A cidade de rotina previsível virou de ponta cabeça e foi parar no noticiário nacional na quarta-feira:
Tivemos a catástrofe que a natureza provocou, mas um munícipe provocar isso é totalmente diferente. Está todo mundo tentando se recuperar e querendo entender. Mas não tem o que entender. Matar crianças indefesas de dois anos é inexplicável. Não vai ser esquecido.
ALFEU SCHUCH
Motorista e vereador
— Não consigo nem olhar para a televisão — disse a funcionária do único do hotel da cidade, lotado de repórteres, fotógrafos e cinegrafistas.
Na manhã desta quinta-feira (6), era perceptível que o luto ainda está presente apesar da tentativa de retomada da rotina. O comércio reabriu e fitas pretas colocadas em forma de laço nas maçanetas das lojas deixam claro que a dor é coletiva e vai levar tempo para ser superada. Funcionária de uma loja de roupas, Marisa Link, 30 anos, diz que "todos se conhecem em Saudades".
— A gente trabalha com comércio e vê praticamente todos os envolvidos. Os pais que estão sofrendo são nossos clientes, as professoras também — observou.
A cliente Lucilene Johann Reis, 37, faz coro a comerciante:
— Aqui em Saudades, mexeu com um, mexeu com todos.
Na entrada da cidade, a bandeira verde e branca está a meio mastro e enrolada, logo em frente ao pórtico em arquitetura estilo alemã que dá boas-vindas a quem chega. O prefeito do município, Maciel Schneider, diz que uma série de reuniões com secretários e autoridades do Estado de Santa Catarina vai definir como será a retomada da educação e o que será feito da creche Aquarela.
Precisamos ouvir, acolher a dor e deixar elas sentir.
CARINE BRUNETTO
Psicóloga
— Vai ser uma retomada gradual. Devagarzinho, vamos voltando à normalidade. É algo que, com calma, vamos ter que planejar.

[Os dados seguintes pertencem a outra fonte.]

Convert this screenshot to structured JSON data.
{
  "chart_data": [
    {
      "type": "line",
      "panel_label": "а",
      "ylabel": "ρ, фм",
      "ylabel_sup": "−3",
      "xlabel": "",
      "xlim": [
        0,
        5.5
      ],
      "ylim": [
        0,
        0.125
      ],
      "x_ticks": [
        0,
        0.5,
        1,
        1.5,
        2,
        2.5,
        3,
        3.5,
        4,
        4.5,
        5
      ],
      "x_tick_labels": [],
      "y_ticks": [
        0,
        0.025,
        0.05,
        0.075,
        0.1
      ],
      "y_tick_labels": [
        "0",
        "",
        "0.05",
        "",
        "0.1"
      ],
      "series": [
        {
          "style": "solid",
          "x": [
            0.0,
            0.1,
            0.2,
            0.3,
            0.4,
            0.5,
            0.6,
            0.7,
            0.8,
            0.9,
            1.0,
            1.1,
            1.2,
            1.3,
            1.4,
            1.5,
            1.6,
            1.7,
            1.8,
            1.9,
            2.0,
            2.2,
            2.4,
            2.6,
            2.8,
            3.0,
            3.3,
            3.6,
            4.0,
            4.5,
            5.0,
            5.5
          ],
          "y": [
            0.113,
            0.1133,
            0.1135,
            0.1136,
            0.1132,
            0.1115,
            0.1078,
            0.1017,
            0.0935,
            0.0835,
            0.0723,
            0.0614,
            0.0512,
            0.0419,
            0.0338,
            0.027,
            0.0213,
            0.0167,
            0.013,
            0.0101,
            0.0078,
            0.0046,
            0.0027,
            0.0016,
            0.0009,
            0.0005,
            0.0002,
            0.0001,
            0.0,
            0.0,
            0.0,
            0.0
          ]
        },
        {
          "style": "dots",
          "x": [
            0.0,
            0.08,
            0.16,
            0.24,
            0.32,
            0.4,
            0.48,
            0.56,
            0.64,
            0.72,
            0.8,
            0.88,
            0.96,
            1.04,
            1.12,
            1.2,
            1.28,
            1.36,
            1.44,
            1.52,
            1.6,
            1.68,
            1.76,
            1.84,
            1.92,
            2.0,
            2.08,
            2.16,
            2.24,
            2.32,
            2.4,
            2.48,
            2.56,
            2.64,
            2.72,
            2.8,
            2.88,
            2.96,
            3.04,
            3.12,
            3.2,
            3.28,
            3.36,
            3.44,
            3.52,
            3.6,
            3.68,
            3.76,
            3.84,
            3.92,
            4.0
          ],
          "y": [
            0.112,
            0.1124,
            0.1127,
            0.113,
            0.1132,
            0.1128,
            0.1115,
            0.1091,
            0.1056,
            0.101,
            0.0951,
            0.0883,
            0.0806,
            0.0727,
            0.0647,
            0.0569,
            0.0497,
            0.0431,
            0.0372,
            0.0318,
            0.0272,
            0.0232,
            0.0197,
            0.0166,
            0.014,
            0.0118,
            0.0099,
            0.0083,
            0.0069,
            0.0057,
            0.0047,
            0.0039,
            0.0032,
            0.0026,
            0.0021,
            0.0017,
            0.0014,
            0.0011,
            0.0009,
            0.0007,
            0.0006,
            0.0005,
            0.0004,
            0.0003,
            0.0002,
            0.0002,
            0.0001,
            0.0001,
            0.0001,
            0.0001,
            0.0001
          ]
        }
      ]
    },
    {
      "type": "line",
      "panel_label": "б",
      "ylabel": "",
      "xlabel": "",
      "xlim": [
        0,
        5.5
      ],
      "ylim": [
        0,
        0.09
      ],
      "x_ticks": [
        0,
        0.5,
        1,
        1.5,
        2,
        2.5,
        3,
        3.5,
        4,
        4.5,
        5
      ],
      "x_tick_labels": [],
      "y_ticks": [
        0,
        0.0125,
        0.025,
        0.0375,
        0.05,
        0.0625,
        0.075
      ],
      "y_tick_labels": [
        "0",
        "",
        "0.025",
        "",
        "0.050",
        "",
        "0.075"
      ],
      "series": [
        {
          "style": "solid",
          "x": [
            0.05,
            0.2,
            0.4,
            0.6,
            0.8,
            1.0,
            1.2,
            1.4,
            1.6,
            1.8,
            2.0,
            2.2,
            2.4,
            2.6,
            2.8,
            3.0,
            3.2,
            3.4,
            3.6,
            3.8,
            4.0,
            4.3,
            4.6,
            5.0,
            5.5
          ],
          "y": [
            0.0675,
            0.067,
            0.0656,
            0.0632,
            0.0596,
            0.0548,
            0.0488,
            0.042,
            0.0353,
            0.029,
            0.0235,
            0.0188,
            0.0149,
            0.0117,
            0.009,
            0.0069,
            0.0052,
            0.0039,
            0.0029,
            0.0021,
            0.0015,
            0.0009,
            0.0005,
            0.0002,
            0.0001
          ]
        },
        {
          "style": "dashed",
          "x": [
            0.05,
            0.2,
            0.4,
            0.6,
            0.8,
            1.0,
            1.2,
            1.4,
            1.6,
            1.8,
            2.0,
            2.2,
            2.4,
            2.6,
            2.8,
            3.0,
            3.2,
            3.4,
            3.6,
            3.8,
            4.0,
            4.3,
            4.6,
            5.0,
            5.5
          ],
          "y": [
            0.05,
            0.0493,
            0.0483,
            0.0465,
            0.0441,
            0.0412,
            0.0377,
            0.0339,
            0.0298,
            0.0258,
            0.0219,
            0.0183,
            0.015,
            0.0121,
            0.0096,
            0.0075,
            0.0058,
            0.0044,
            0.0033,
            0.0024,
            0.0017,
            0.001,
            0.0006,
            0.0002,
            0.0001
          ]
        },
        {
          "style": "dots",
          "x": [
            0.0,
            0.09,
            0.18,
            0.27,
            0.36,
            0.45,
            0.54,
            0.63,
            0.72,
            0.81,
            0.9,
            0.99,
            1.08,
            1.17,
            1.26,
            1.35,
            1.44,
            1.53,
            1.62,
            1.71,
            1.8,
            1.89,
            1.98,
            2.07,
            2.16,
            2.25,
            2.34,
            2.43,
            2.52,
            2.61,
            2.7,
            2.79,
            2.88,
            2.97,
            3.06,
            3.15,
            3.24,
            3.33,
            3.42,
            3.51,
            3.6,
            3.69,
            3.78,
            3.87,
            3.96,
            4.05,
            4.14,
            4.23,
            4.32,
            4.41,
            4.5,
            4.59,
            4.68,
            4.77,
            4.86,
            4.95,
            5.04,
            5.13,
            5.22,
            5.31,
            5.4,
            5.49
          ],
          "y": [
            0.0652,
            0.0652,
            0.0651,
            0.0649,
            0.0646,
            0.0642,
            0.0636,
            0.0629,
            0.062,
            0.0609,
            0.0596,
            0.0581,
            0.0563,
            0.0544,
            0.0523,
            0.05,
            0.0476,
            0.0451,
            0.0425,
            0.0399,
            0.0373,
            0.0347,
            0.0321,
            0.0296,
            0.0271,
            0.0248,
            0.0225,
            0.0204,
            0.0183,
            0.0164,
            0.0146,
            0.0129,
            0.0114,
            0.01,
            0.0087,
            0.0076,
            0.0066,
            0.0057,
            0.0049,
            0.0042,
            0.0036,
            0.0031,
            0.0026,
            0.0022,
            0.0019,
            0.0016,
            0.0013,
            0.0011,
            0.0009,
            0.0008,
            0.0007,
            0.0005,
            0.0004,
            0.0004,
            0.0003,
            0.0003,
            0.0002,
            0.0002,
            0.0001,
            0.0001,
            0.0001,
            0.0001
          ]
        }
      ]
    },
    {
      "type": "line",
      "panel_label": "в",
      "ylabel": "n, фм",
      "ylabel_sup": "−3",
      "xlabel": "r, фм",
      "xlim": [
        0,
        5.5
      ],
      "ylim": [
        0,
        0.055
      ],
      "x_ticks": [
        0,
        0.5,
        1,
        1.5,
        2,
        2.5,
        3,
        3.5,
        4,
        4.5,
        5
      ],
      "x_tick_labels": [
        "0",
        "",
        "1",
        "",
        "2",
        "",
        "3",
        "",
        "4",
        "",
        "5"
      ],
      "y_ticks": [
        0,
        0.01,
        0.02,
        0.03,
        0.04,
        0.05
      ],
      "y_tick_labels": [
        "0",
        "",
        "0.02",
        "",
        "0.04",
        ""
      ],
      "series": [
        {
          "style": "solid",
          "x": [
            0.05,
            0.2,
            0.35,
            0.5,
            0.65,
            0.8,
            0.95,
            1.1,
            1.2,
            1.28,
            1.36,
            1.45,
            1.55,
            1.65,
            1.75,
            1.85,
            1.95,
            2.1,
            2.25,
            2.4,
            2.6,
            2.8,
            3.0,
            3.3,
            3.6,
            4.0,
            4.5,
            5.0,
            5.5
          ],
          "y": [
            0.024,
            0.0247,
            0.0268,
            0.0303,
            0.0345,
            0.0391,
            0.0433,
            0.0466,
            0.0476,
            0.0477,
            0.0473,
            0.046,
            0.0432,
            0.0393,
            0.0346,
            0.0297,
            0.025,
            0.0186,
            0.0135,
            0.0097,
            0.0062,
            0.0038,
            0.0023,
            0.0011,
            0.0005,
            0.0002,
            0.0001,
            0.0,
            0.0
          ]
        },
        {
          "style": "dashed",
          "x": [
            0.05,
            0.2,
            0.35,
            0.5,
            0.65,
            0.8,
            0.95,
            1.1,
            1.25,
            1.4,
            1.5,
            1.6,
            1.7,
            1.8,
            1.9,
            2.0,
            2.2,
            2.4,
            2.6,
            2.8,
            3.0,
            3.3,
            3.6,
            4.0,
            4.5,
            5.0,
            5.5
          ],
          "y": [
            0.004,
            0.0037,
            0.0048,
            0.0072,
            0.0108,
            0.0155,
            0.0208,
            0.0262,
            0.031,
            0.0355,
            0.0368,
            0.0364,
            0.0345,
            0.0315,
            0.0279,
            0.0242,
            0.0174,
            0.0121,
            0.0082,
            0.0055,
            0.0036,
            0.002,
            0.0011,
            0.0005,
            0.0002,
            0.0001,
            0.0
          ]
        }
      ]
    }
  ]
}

Um grupo de cerca de 20 psicólogos deve atender os familiares das vítimas ao longo dos próximos dias — parte é ligado às prefeituras da região e o restante integra a Universidade do Oeste de Santa Catarina (Unoesc). A equipe também acompanhará as professoras e outras testemunhas do crime. O grupo estava presente no velório coletivo no ginásio municipal que marcou a despedida das vítimas. A psicóloga Carine Brunetto, que trabalha no Centro de Referência de Assistência Social, explica que o foco do momento é ouvir:
— É uma questão muito difícil. Precisamos ouvir, acolher a dor e deixar elas sentir. A partir de agora, vamos pensar em novas estratégias, sentando em equipe, com assistência social, saúde e educação, para trabalhar com as famílias e comunidade em geral.